The evidence leaves much to be desired in the way of certainty and scope. It leaves the court in a state of uncertainty, and, in view of the burden resting upon the plaintiff to sustain the proof of her statutory residence in Ohio for one year prior to filing her petition, it must be concluded that such evidence as appears in the record renders the decree of the court one not sustained by the weight of the evidence, but contrary thereto.
The case of Glassman v. Glassman, supra, has been cited by counsel. It is to be noted that in that case the wife entered the court with a presumption of jurisdictional domicile in her favor, and that no evidence was introduced to show that such domicile had been relinquished — the sole reason for the holding of the trial court that it had no jurisdiction over plaintiff being the two fictions, (1) that the soldier husband retained the domicile possessed upon entering the service and *228 (2) the common-law fiction that the wife takes the domicile of her husband on marriage.
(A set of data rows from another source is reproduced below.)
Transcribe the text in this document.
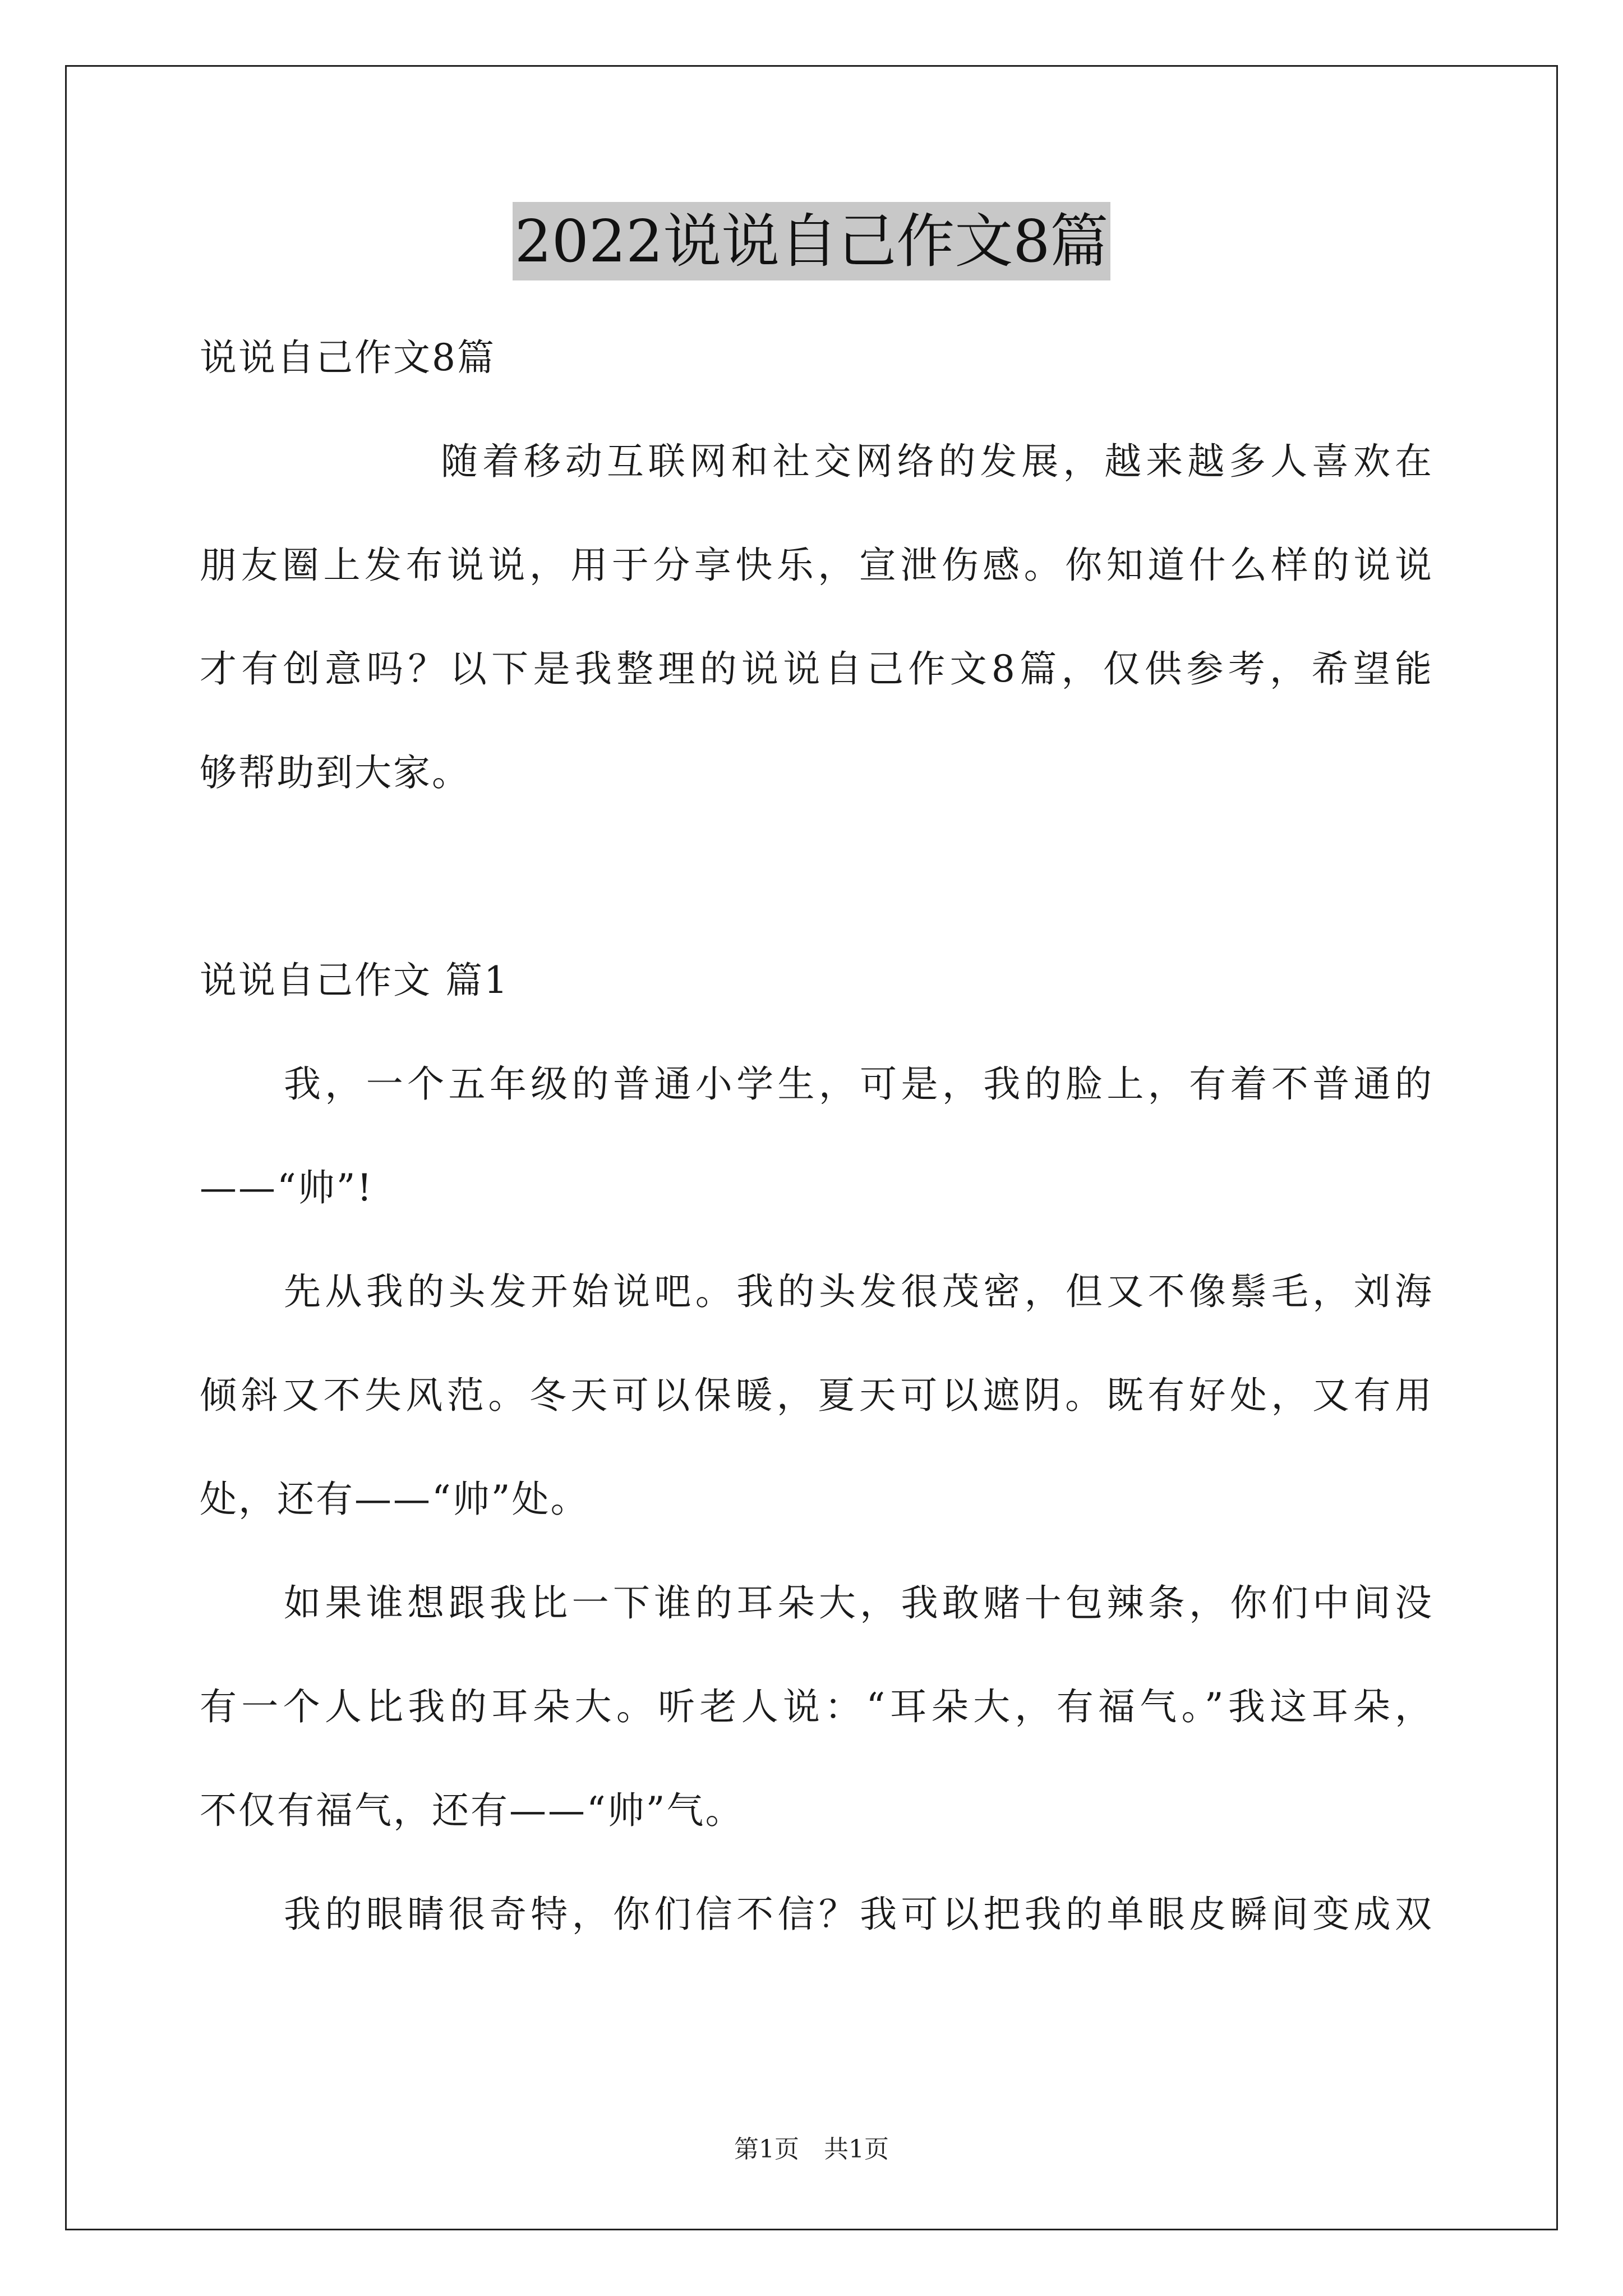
2022说说自己作文8篇
说说自己作文8篇
随着移动互联网和社交网络的发展，越来越多人喜欢在
朋友圈上发布说说，用于分享快乐，宣泄伤感。你知道什么样的说说
才有创意吗？以下是我整理的说说自己作文8篇，仅供参考，希望能
够帮助到大家。
说说自己作文 篇1
我，一个五年级的普通小学生，可是，我的脸上，有着不普通的
——“帅”!
先从我的头发开始说吧。我的头发很茂密，但又不像鬃毛，刘海
倾斜又不失风范。冬天可以保暖，夏天可以遮阴。既有好处，又有用
处，还有——“帅”处。
如果谁想跟我比一下谁的耳朵大，我敢赌十包辣条，你们中间没
有一个人比我的耳朵大。听老人说：“耳朵大，有福气。”我这耳朵，
不仅有福气，还有——“帅”气。
我的眼睛很奇特，你们信不信？我可以把我的单眼皮瞬间变成双
第1页　共1页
The holding in the Glassman case is that a clear, factual situation showing bona fide domicile cannot be set aside by fictions, if such course will produce an injustice.
In the instant case, the evidence does show that the plaintiff at the time of filing her petition had been domiciled in Clermont county for some months, but for less than a year.
In view of the evidence showing an actual residence in Ohio for four years or more, the domicile of the plaintiff at the time of filing the petition and her positive declaration in the record that Ohio has been her permanent home, it is the conclusion of this court that it would not be justified in entering judgment for defendant, but, on the contrary, that the judgment of the trial court should be reversed and the cause remanded for a new trial, which is so ordered.
Judgment reversed.
ROSS, P.J., HILDEBRANT and MATTHEWS, JJ., concur in the syllabus, opinion and judgment.